The report also ranked the sustainability of the Irish pension system is ranked in just 20th place. The reliance on the state pension is a key factor affecting Ireland's sustainability ranking, Fianna Fáil spokesperson on Social Protection and Social Equality Willie O'Dea said.

"The issue of pensions and adequate financial resources in retirement can no longer be ignored. Life expectancy is increasing and it is projected that demographic changes will result in considerable changes in the ratio between the numbers of people at work and those in receipt of pensions. This issue has been flagged several times before yet Fine Gael and Labour have failed to address it in any comprehensive way," Minister O'Dea said.

"Furthermore, the pension levy did serious damage to incentivise saving for retirement which resulted in a €2.4 billion raid on private pension funds. While this was abolished in the latest budget the extension of the pension fund levy into 2015 was a betrayal of the government's consistent claims that it would a temporary levy to fund job creation.
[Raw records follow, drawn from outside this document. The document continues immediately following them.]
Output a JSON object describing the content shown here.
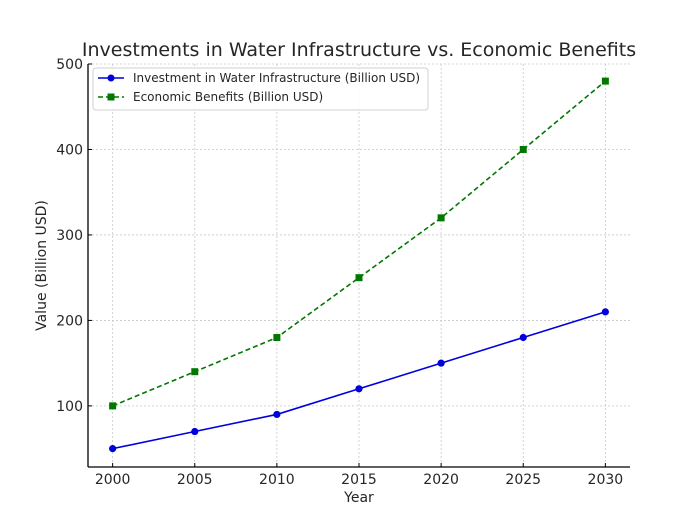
{
  "chart_data": {
    "type": "line",
    "title": "Investments in Water Infrastructure vs. Economic Benefits",
    "xlabel": "Year",
    "ylabel": "Value (Billion USD)",
    "x": [
      2000,
      2005,
      2010,
      2015,
      2020,
      2025,
      2030
    ],
    "xlim": [
      1998.5,
      2031.5
    ],
    "ylim": [
      28.5,
      500
    ],
    "xticks": [
      2000,
      2005,
      2010,
      2015,
      2020,
      2025,
      2030
    ],
    "yticks": [
      100,
      200,
      300,
      400,
      500
    ],
    "grid": true,
    "legend_position": "top-left",
    "series": [
      {
        "name": "Investment in Water Infrastructure (Billion USD)",
        "values": [
          50,
          70,
          90,
          120,
          150,
          180,
          210
        ],
        "color": "#0000dd",
        "line_style": "solid",
        "marker": "circle"
      },
      {
        "name": "Economic Benefits (Billion USD)",
        "values": [
          100,
          140,
          180,
          250,
          320,
          400,
          480
        ],
        "color": "#007700",
        "line_style": "dashed",
        "marker": "square"
      }
    ]
  }
}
"The report highlights that we are too reliant on the state pension and we must look at other alternatives to ensure that our citizens have an adequate income in retirement. Pension coverage has to be improved and how we approach this requires serious consideration. Pension coverage is very low in certain sectors. The National Pensions Framework published in 2010 cites the examples of the hotel and restaurant sector (pension coverage of 23 percent) and the wholesale and retail trade (pension coverage of 36 percent) that have very low pension coverage. This has serious consequences for people working in these sectors and needs to be addressed.
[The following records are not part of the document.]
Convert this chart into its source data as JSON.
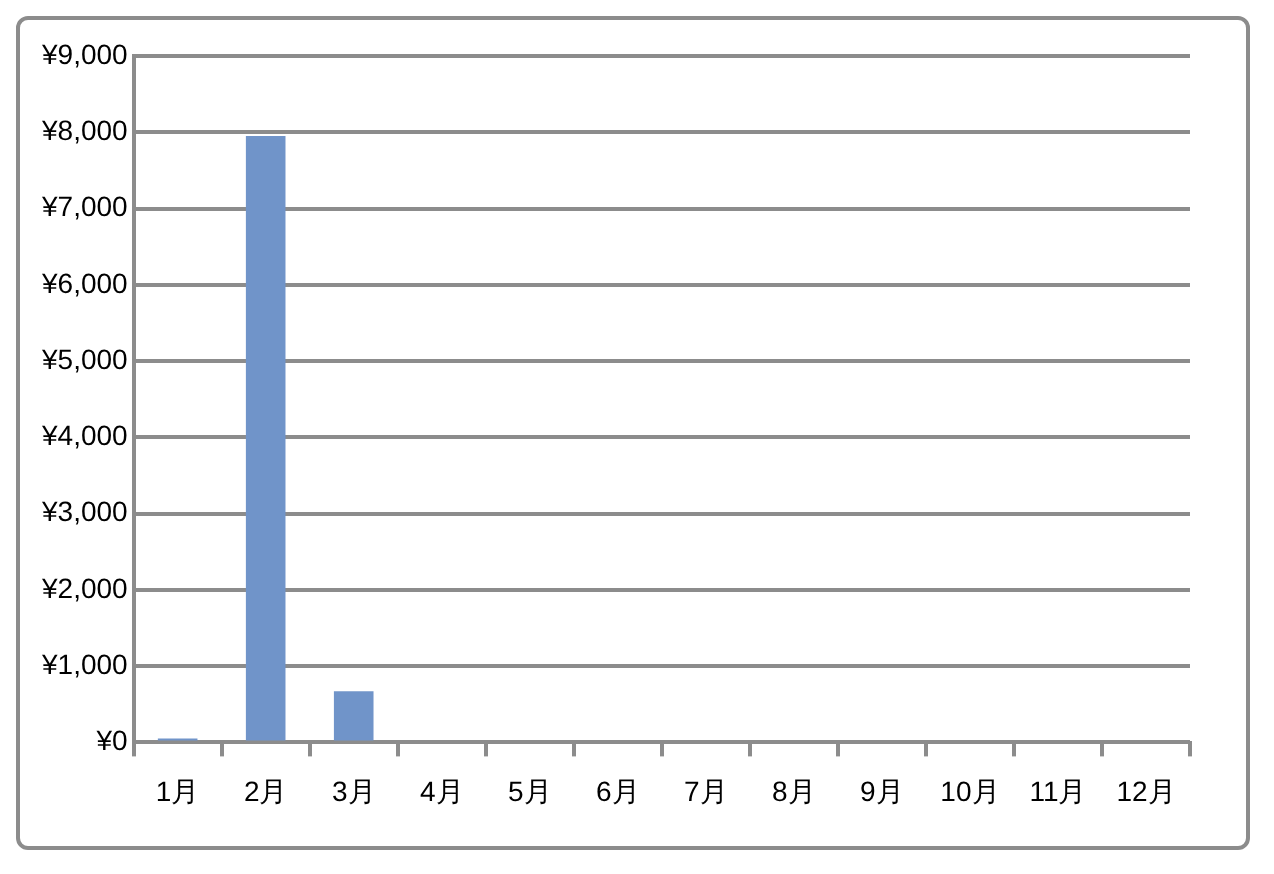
{
  "chart_data": {
    "type": "bar",
    "categories": [
      "1月",
      "2月",
      "3月",
      "4月",
      "5月",
      "6月",
      "7月",
      "8月",
      "9月",
      "10月",
      "11月",
      "12月"
    ],
    "values": [
      50,
      7950,
      670,
      0,
      0,
      0,
      0,
      0,
      0,
      0,
      0,
      0
    ],
    "color": "#7094c9",
    "ylim": [
      0,
      9000
    ],
    "yticks": [
      {
        "value": 0,
        "label": "¥0"
      },
      {
        "value": 1000,
        "label": "¥1,000"
      },
      {
        "value": 2000,
        "label": "¥2,000"
      },
      {
        "value": 3000,
        "label": "¥3,000"
      },
      {
        "value": 4000,
        "label": "¥4,000"
      },
      {
        "value": 5000,
        "label": "¥5,000"
      },
      {
        "value": 6000,
        "label": "¥6,000"
      },
      {
        "value": 7000,
        "label": "¥7,000"
      },
      {
        "value": 8000,
        "label": "¥8,000"
      },
      {
        "value": 9000,
        "label": "¥9,000"
      }
    ],
    "grid": "y",
    "legend": false
  }
}
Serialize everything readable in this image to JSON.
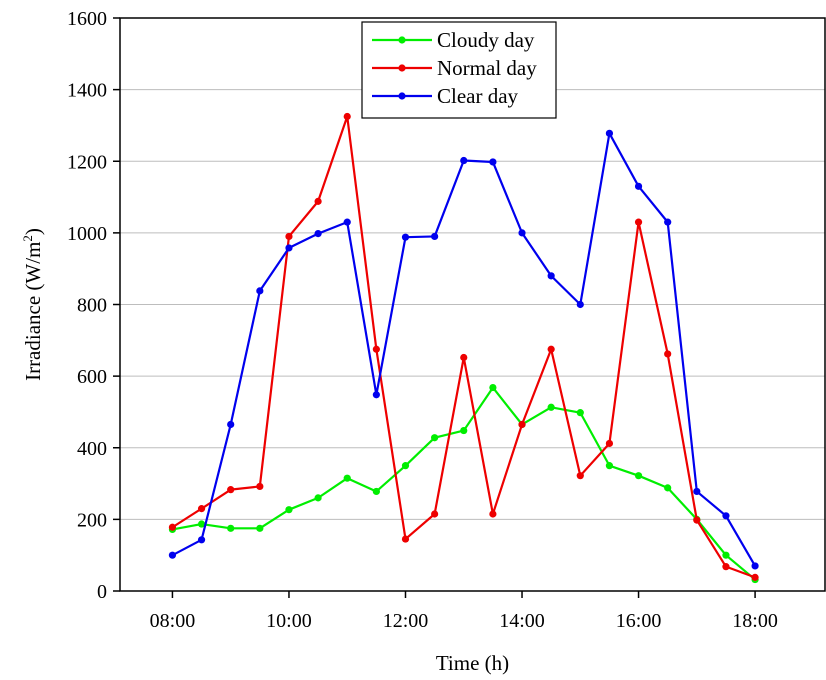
{
  "chart_data": {
    "type": "line",
    "xlabel": "Time (h)",
    "ylabel_main": "Irradiance (W/m",
    "ylabel_sup": "2",
    "ylabel_end": ")",
    "ylim": [
      0,
      1600
    ],
    "yticks": [
      0,
      200,
      400,
      600,
      800,
      1000,
      1200,
      1400,
      1600
    ],
    "xlim_hours": [
      7.1,
      19.2
    ],
    "xticks": [
      "08:00",
      "10:00",
      "12:00",
      "14:00",
      "16:00",
      "18:00"
    ],
    "grid": true,
    "legend_position": "top-center",
    "x": [
      "08:00",
      "08:30",
      "09:00",
      "09:30",
      "10:00",
      "10:30",
      "11:00",
      "11:30",
      "12:00",
      "12:30",
      "13:00",
      "13:30",
      "14:00",
      "14:30",
      "15:00",
      "15:30",
      "16:00",
      "16:30",
      "17:00",
      "17:30",
      "18:00"
    ],
    "series": [
      {
        "name": "Cloudy day",
        "color": "#00ee00",
        "values": [
          172,
          187,
          175,
          175,
          227,
          260,
          315,
          278,
          350,
          428,
          448,
          568,
          465,
          513,
          498,
          350,
          322,
          288,
          200,
          100,
          32
        ]
      },
      {
        "name": "Normal day",
        "color": "#ee0000",
        "values": [
          178,
          230,
          283,
          292,
          990,
          1088,
          1325,
          675,
          145,
          215,
          652,
          215,
          465,
          675,
          322,
          412,
          1030,
          662,
          198,
          68,
          38
        ]
      },
      {
        "name": "Clear day",
        "color": "#0000ee",
        "values": [
          100,
          143,
          465,
          838,
          958,
          998,
          1030,
          548,
          988,
          990,
          1202,
          1198,
          1000,
          880,
          800,
          1278,
          1130,
          1030,
          278,
          210,
          70
        ]
      }
    ]
  }
}
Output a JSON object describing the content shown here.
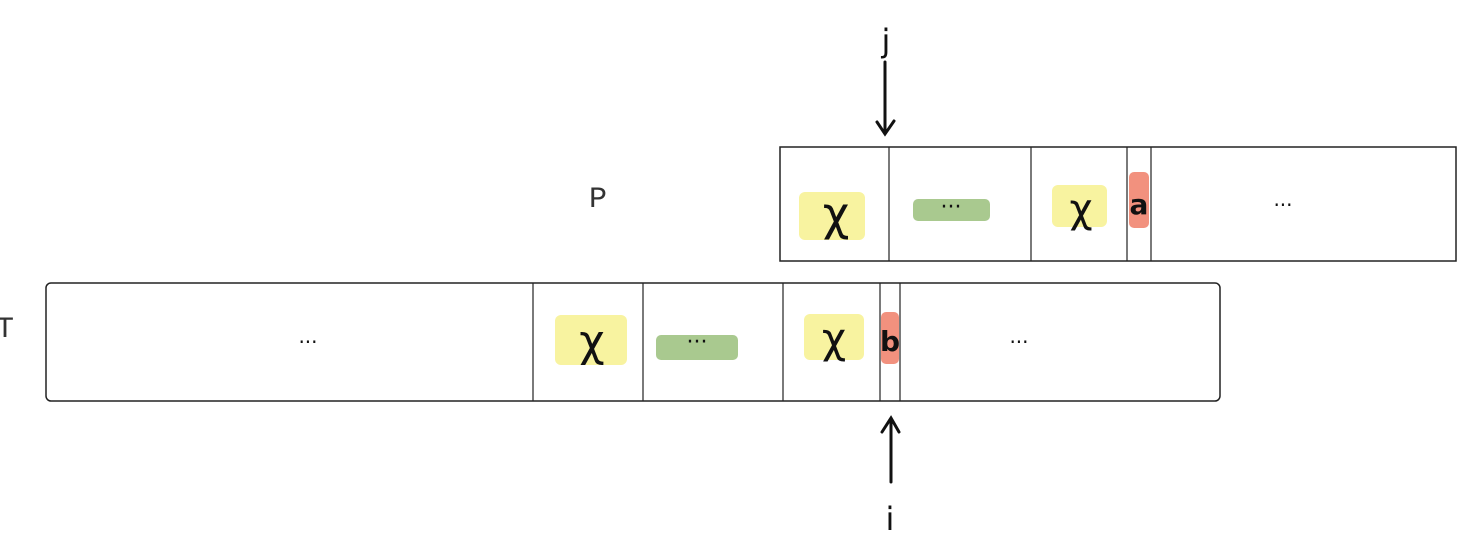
{
  "labels": {
    "pattern": "P",
    "text": "T",
    "pointer_j": "j",
    "pointer_i": "i"
  },
  "pattern_row": {
    "cells": [
      "χ",
      "···",
      "χ",
      "a",
      "···"
    ]
  },
  "text_row": {
    "cells": [
      "···",
      "χ",
      "···",
      "χ",
      "b",
      "···"
    ]
  },
  "colors": {
    "chi_highlight": "#f8f3a0",
    "ellipsis_highlight": "#a9c98f",
    "mismatch_highlight": "#f2917e",
    "stroke": "#222222"
  }
}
"There are a number of options to consider. It is clear that there is a need for a low cost alternative if pension coverage is to be increased and this could be achieved through the involvement of the NTMA.  Other options to consider include ‘auto enrolment' which involves enrolling all employees into a pension scheme without forcing them to stay in it. This could help increase the proportion of people saving for a pension. While another option would be the establishment of a trust, similar to that in place in the UK, which would manage employee funds. However, before any decision is made a comprehensive analysis is required to determine the extent to which there is an under-saving problem and by whom and also the feasibility of such system in an Irish context."
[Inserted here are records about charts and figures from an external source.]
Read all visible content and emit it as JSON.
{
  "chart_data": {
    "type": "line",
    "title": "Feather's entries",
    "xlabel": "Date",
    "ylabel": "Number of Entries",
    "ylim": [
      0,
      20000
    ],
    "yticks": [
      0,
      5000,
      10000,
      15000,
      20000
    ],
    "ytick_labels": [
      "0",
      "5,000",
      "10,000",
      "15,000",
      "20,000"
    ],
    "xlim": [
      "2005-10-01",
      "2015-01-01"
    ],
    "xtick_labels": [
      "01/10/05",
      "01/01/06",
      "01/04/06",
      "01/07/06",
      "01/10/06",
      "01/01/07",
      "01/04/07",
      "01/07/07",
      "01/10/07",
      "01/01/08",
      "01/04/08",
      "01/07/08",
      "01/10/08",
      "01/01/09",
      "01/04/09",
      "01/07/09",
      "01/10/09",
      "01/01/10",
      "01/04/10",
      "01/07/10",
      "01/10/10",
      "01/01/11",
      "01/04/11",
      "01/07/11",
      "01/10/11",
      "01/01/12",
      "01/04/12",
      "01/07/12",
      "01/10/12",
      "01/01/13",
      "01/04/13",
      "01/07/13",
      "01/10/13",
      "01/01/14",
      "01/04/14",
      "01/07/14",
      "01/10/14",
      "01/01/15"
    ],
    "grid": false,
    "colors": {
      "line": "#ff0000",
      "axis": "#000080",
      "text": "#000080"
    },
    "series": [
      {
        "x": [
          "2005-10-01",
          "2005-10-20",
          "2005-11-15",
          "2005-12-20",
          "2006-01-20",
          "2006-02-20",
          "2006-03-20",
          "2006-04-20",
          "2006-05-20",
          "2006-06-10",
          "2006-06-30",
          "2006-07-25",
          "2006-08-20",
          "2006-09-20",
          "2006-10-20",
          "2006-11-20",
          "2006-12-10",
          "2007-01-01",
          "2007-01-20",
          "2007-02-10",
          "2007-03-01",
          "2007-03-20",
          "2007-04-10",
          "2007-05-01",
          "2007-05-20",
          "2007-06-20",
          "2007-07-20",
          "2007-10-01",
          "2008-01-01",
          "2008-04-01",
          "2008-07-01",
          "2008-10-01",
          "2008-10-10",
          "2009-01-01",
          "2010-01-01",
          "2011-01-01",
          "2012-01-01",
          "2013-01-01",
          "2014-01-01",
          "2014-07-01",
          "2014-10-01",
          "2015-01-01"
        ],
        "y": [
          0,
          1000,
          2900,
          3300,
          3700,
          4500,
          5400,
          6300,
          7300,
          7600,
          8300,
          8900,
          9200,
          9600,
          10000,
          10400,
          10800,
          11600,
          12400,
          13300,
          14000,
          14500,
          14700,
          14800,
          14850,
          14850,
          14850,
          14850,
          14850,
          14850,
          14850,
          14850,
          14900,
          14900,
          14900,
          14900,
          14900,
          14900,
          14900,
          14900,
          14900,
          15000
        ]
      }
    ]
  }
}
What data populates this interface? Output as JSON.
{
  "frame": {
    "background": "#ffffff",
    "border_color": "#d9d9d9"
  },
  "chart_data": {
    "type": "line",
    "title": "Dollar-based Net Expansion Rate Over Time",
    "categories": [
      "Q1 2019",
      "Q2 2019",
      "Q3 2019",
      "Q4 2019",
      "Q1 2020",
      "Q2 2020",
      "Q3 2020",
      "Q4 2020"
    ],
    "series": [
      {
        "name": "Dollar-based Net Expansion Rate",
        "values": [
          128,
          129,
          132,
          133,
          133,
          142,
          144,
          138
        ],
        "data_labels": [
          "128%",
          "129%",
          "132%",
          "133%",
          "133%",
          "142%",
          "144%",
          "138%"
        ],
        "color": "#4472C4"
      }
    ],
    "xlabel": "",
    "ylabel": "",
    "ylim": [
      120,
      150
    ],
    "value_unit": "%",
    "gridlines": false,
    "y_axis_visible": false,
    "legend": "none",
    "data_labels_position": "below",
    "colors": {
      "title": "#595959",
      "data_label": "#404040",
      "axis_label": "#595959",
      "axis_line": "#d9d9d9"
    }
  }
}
The report also highlights that the pension system could be improved by providing greater protection of members' accrued benefits in the case of employer insolvency and Fianna Fáil concurs with this and believes it is vital that appropriate safeguards are in place to protect employees in such circumstances.

"Many people are shying away from addressing the issue of income security in retirement, feeling over-whelmed by the number and complexity of schemes and systems. It is crucial that people are given clear and plain English information so that they can make informed choices about their retirement and have a clear understanding of what they need to safeguard their financial future."